On Medicare's 45th birthday, let's pledge to keep it alive

July 1, 2011
Op-Ed

Published in the San Jose Mercury News and Huffington Post.  

By Anna G. Eshoo

Forty-five years ago, on July 1, 1966, Medicare was launched. Seniors had a pathway to plan for and save for their retirement, and for the first time in U.S. history, they had a guarantee of health coverage. With it came the peace of mind that medical bills would no longer drive them into poverty: Before 1966, only 1 in 8 seniors had health insurance; the rest exhausted their savings, sold their homes or went bankrupt trying to cover medical costs.
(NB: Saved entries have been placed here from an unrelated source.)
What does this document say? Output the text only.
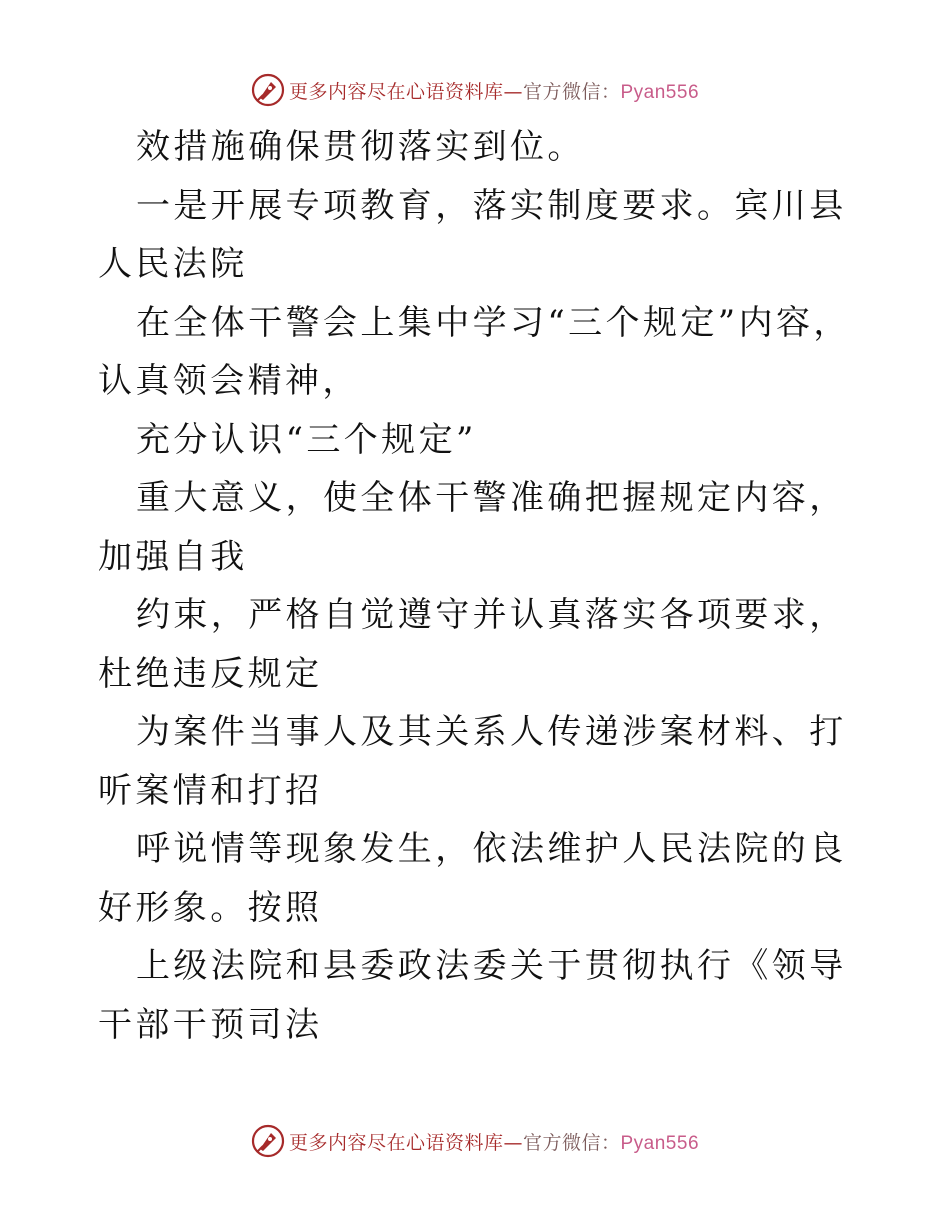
更多内容尽在心语资料库—官方微信：Pyan556

效措施确保贯彻落实到位。

一是开展专项教育，落实制度要求。宾川县人民法院

在全体干警会上集中学习“三个规定”内容，认真领会精神，

充分认识“三个规定”

重大意义，使全体干警准确把握规定内容，加强自我

约束，严格自觉遵守并认真落实各项要求，杜绝违反规定

为案件当事人及其关系人传递涉案材料、打听案情和打招

呼说情等现象发生，依法维护人民法院的良好形象。按照

上级法院和县委政法委关于贯彻执行《领导干部干预司法

更多内容尽在心语资料库—官方微信：Pyan556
Earlier this year, House Republicans, led by Budget Committee Chairman Paul Ryan, released their proposal to cut government spending by dismantling Medicare. They passed a plan that would give seniors a limited voucher to buy private insurance, effective in 2022. Those 65 and older would not be affected, but the plan breaks the promise our country made more than 40 years ago by jeopardizing seniors' access to health care and their financial security.

It's difficult to fathom the magnitude of this change for the people in our community and our country. If the Republicans have their way, each resident in my district between the ages of 44 and 54 will have to save an average of $182,000 to $287,000 to pay the increased cost for health insurance. Young people under 30 would have to save even more -- an average of $644,000 in the course of their lifetimes -- to pay the increased costs associated with the Ryan plan.

In the 14th District alone, the Republican plan would:

• Increase prescription drug costs by more than $80 million for 8,100 current Medicare beneficiaries entering the Part D "doughnut hole."

• Eliminate new preventive care benefits for 83,000 current Medicare recipients.

• Deny 500,000 people 54 and younger access to Medicare's guaranteed benefits.

• Increase the out-of-pocket costs of health coverage for Medicare beneficiaries by more than $6,000 per year in 2022, and $12,000 in 2032. These costs would be borne by more than 100,000 people now between the ages of 44 and 54 in our district.

Privatizing Medicare will revive the broken system that prevailed half a century ago, exposing a new generation of seniors to an insecure retirement.

There is no question that we must control the costs of Medicare. We began to do that with the new health care reform law, which saves $430 billion for Medicare in the next 10 years. It focuses on preventive health, which experts agree is a critical way to reduce costs and improve public health. And Congress should allow Medicare to negotiate the price of prescription drugs, just as Veterans Affairs does today, saving billions every year. All of these changes will add decades to the trust fund.

I pledge to do everything I can to end this misbegotten privatization effort. My 80,000 senior constituents deserve Medicare with a guarantee that they can access doctors, hospitals and medicines when they need them.

On this anniversary, it's up to our generation to strengthen the promise made so wisely 45 years ago.

Honor thy mother and father. Medicare has.